10 000 vectors × dim=128, K=10, OTP 27, AVX2:

| Operation | Latency |
|---|---|
| `add_batch/2` (10 000 vecs) | ~13 ms |
| `search/3` avg | ~60 µs |
| Throughput | **~16 000 queries/s** |

## Installation

```erlang
{deps, [{kvex, "0.2.0"}]}.
```

No Rust toolchain required — sied bundles a pre-compiled NIF.

## Quick start

```erlang
{ok, Ix} = kvex:new(128),

%% Insert a single vector
Vec = [rand:uniform() || _ <- lists:seq(1, 128)],
ok  = kvex:add(Ix, 42, Vec),

%% Batch insert (more efficient for large loads)
Pairs = [{I, [rand:uniform() || _ <- lists:seq(1, 128)]}
         || I <- lists:seq(1, 10000)],
ok = kvex:add_batch(Ix, Pairs),

%% Top-10 nearest neighbours
{ok, Results} = kvex:search(Ix, Vec, 10).
%% Results = [{Id, Score}]  sorted descending
```

Vectors can be passed as little-endian f32 binaries (`4 * Dim` bytes),
which avoids float-list traversal on hot paths:

```erlang
VBin = << <<X:32/float-little>> || X <- Vec >>,
ok   = kvex:add(Ix, 43, VBin),
{ok, Top} = kvex:search(Ix, VBin, 10).
```

## Cosine search

```erlang
%% L2-normalize before indexing and querying for cosine similarity:
{ok, NormVec} = sied:l2_normalize_f32(Vec),
ok = kvex:add(Ix, 1, NormVec),
{ok, Results} = kvex:cosine_search(Ix, QueryVec, 10).
```

## API

| Function | Description |
|---|---|
| `new(Dim)` / `new(Dim, Opts)` | Create an empty index |
| `add(Ix, Id, Vector)` | Insert one vector — O(N) flat cache rebuild |
| `add_batch(Ix, Pairs)` | Batch insert — O(batch) flat binary append |
| `search(Ix, Query, K)` | Top-K by dot product (two-phase) |
| `cosine_search(Ix, Query, K)` | Like search but auto-normalizes query |
| `normalize(Vec)` | L2-normalize a vector |
| `size(Ix)` | Number of indexed vectors |
| `delete(Ix)` | Free ETS table |

### Types

```erlang
-type id()     :: non_neg_integer() | binary().
-type vector() :: [float()] | binary().          %% binary = LE f32
-type opts()   :: #{bits => 2 | 3 | 4}.          %% bits option ignored in v0.2.0
```

### Scoring

`search/3` returns raw dot-product scores (higher = more similar).
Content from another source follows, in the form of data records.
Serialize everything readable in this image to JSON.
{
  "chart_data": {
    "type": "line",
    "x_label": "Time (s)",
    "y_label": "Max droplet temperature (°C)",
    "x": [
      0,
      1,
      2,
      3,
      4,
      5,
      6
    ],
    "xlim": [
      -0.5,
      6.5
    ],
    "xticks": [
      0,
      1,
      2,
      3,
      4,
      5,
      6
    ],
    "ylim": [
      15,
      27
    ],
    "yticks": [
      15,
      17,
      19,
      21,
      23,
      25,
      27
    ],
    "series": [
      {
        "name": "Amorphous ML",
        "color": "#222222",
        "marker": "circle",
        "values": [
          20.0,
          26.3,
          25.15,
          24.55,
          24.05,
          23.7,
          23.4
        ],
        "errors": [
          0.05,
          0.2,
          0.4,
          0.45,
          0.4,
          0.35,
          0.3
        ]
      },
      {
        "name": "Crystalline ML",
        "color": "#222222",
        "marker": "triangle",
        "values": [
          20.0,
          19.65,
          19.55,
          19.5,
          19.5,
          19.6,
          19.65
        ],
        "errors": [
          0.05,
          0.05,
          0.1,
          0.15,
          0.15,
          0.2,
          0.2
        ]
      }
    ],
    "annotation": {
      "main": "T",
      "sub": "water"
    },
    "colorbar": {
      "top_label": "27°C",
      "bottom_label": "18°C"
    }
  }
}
They are
comparable within a single index but not calibrated to cosine or L2. For
cosine semantics, L2-normalize your vectors before indexing and use
`cosine_search/3`.

## How it works

kvex maintains two structures in a single ETS table per index:

1. **Per-vector records** `{Id, F32Bin, BinVec}` — source of truth
2. **Flat cache** `{flat, F32FlatBin, BvecFlatBin, IdsTuple}` — all vectors
   concatenated into one refc-binary each

Search path (two NIF calls, no per-element Erlang term work):

```
sied:hamming_topk_flat/4   →  SIMD POPCNT on BvecFlat  →  top-C candidates
sied:dot_product_topk_flat/4  →  SIMD dot-product on F32Flat  →  top-K results
```

Default oversample factor: 10× (K=10 → 100 candidates for phase 1).

## Building from source

```bash
rebar3 compile
rebar3 ct
```

## Links

- Hex.pm: [https://hex.pm/packages/kvex](https://hex.pm/packages/kvex)
- GitHub: [https://github.com/roquess/kvex](https://github.com/roquess/kvex)
- sied (SIMD NIFs): [https://hex.pm/packages/sied](https://hex.pm/packages/sied)

## License

Apache License 2.0 — see [LICENSE](LICENSE).